The building will be designed to offer our patients modern, individual healthcare based on the most advanced treatments, technologies, innovation and research. It’s an ambitious, long-term development that will change the way we think about hospital care.
Dame Linda Pollard DBE DL Hon LLD, Chair
Who is the client?
Leeds General Infirmary, also known as the LGI, is a large teaching hospital based in the centre of Leeds, West Yorkshire, and is part of the Leeds Teaching Hospitals NHS Trust (LTH).
The challenge – meeting future population demands
LGI currently serves an immediate population of 770,000 and provides specialist regional care to up to 5.4 million people. By 2030, the local population is set to exceed 1 million, and the Trust must plan for significant demographic and epidemiological changes including an ageing population and increased mental health conditions.
The Trust are seeking to build two state-of-the-art new hospital buildings at the Leeds General Infirmary site to meet these demand pressures.

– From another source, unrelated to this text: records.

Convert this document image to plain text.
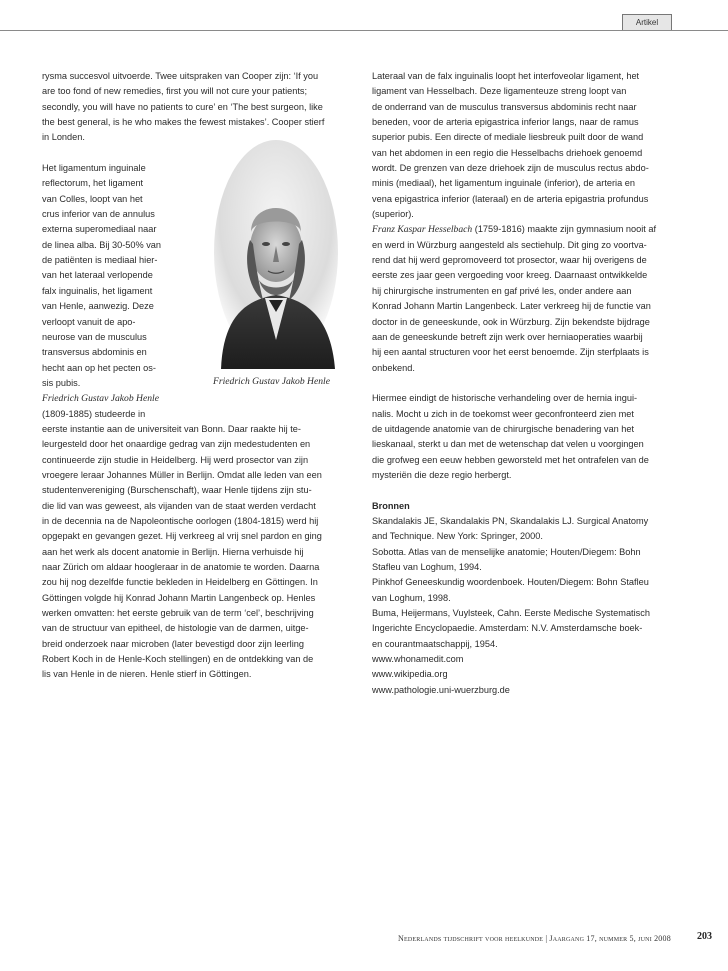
Artikel

rysma succesvol uitvoerde. Twee uitspraken van Cooper zijn: ‘If you

are too fond of new remedies, first you will not cure your patients;

secondly, you will have no patients to cure’ en ‘The best surgeon, like

the best general, is he who makes the fewest mistakes’. Cooper stierf

in Londen.

Het ligamentum inguinale

reflectorum, het ligament

van Colles, loopt van het

crus inferior van de annulus

externa superomediaal naar

de linea alba. Bij 30-50% van

de patiënten is mediaal hier-

van het lateraal verlopende

falx inguinalis, het ligament

van Henle, aanwezig. Deze

verloopt vanuit de apo-

neurose van de musculus

transversus abdominis en

hecht aan op het pecten os-

sis pubis.

Friedrich Gustav Jakob Henle

(1809-1885) studeerde in

eerste instantie aan de universiteit van Bonn. Daar raakte hij te-

leurgesteld door het onaardige gedrag van zijn medestudenten en

continueerde zijn studie in Heidelberg. Hij werd prosector van zijn

vroegere leraar Johannes Müller in Berlijn. Omdat alle leden van een

studentenvereniging (Burschenschaft), waar Henle tijdens zijn stu-

die lid van was geweest, als vijanden van de staat werden verdacht

in de decennia na de Napoleontische oorlogen (1804-1815) werd hij

opgepakt en gevangen gezet. Hij verkreeg al vrij snel pardon en ging

aan het werk als docent anatomie in Berlijn. Hierna verhuisde hij

naar Zürich om aldaar hoogleraar in de anatomie te worden. Daarna

zou hij nog dezelfde functie bekleden in Heidelberg en Göttingen. In

Göttingen volgde hij Konrad Johann Martin Langenbeck op. Henles

werken omvatten: het eerste gebruik van de term ‘cel’, beschrijving

van de structuur van epitheel, de histologie van de darmen, uitge-

breid onderzoek naar microben (later bevestigd door zijn leerling

Robert Koch in de Henle-Koch stellingen) en de ontdekking van de

lis van Henle in de nieren. Henle stierf in Göttingen.

Friedrich Gustav Jakob Henle

Lateraal van de falx inguinalis loopt het interfoveolar ligament, het

ligament van Hesselbach. Deze ligamenteuze streng loopt van

de onderrand van de musculus transversus abdominis recht naar

beneden, voor de arteria epigastrica inferior langs, naar de ramus

superior pubis. Een directe of mediale liesbreuk puilt door de wand

van het abdomen in een regio die Hesselbachs driehoek genoemd

wordt. De grenzen van deze driehoek zijn de musculus rectus abdo-

minis (mediaal), het ligamentum inguinale (inferior), de arteria en

vena epigastrica inferior (lateraal) en de arteria epigastria profundus

(superior).

Franz Kaspar Hesselbach (1759-1816) maakte zijn gymnasium nooit af

en werd in Würzburg aangesteld als sectiehulp. Dit ging zo voortva-

rend dat hij werd gepromoveerd tot prosector, waar hij overigens de

eerste zes jaar geen vergoeding voor kreeg. Daarnaast ontwikkelde

hij chirurgische instrumenten en gaf privé les, onder andere aan

Konrad Johann Martin Langenbeck. Later verkreeg hij de functie van

doctor in de geneeskunde, ook in Würzburg. Zijn bekendste bijdrage

aan de geneeskunde betreft zijn werk over herniaoperaties waarbij

hij een aantal structuren voor het eerst benoemde. Zijn sterfplaats is

onbekend.

Hiermee eindigt de historische verhandeling over de hernia ingui-

nalis. Mocht u zich in de toekomst weer geconfronteerd zien met

de uitdagende anatomie van de chirurgische benadering van het

lieskanaal, sterkt u dan met de wetenschap dat velen u voorgingen

die grofweg een eeuw hebben geworsteld met het ontrafelen van de

mysteriën die deze regio herbergt.

Bronnen

Skandalakis JE, Skandalakis PN, Skandalakis LJ. Surgical Anatomy

and Technique. New York: Springer, 2000.

Sobotta. Atlas van de menselijke anatomie; Houten/Diegem: Bohn

Stafleu van Loghum, 1994.

Pinkhof Geneeskundig woordenboek. Houten/Diegem: Bohn Stafleu

van Loghum, 1998.

Buma, Heijermans, Vuylsteek, Cahn. Eerste Medische Systematisch

Ingerichte Encyclopaedie. Amsterdam: N.V. Amsterdamsche boek-

en courantmaatschappij, 1954.

www.whonamedit.com

www.wikipedia.org

www.pathologie.uni-wuerzburg.de

Nederlands tijdschrift voor heelkunde | Jaargang 17, nummer 5, juni 2008	203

They will deliver a range of adult health services and be the brand-new home for Leeds Children’s Hospital.
The buildings will be designed to offer patients modern, individual healthcare based on the most advanced treatments, technologies, innovation and research. It is also a major step in the development of an Innovation District for Leeds. The project received a share of £2.7 billion funding in the first wave of the UK Government’s Health Infrastructure Plan, its national programme of healthcare capital investment.
Finding a solution – robust stakeholder engagement and new models of care
As healthcare planners, we have led the production of clinical briefs and a revised Schedule of Accommodation for the adult element of the two new hospital buildings. We are also developing whole hospital policies across the two-hospital site.
It was critical to capture the knowledge of clinical teams and their social care colleagues, so we designed extensive and robust stakeholder engagement to plan future service provision.
The developments will serve separate purposes but need one overarching identity to instil a sense of pride and placemaking within the workforce and communities they serve.
Core to this will be using our methodology to deliver the right level of adjacencies, between key clinical areas and the provision of flexible zones to separate public, treatment and staff functions for improved internal circulation, privacy and connectivity with existing hospital wings.
By embedding with clinicians, using population modelling and best practice, we’ve mapped out improvements to current flows and pathways. By making changes to accommodation and adjacencies, we can provide more positive outcomes and accommodate future demand.
To resolve demand pressures, we are utilising new models of care to use the estate efficiently and optimise care delivery. Integrating digital technologies throughout is also key, with LTH at the forefront of the digital revolution in healthcare – recently undertaking the robotic process automation (RPA) of digital records, for example.
We have also incorporated our expertise in ‘intelligent hospitals’ through standardising repeatable designs within the SoA where possible. Based on our experience, this can reduce construction costs by over 14%.
What was the outcome?
Our work helps to provide the environment for new ways of working, adopt technological advances whilst delivering flexibility. We have also designed more efficient connections between NHS and local authority services, in an integrated model of care.
We’ve also used previous experience of fully integrating digital and physical environments to optimise service efficiencies and future proof the estate, through a flexible schedule of accommodation that will improve the resilience of the hospital buildings.
In the longer term, this approach creates capital and revenue savings to facilitate spending on community-based preventative services. This helps the Trust in its ambition to become the most financially efficient teaching hospital in England.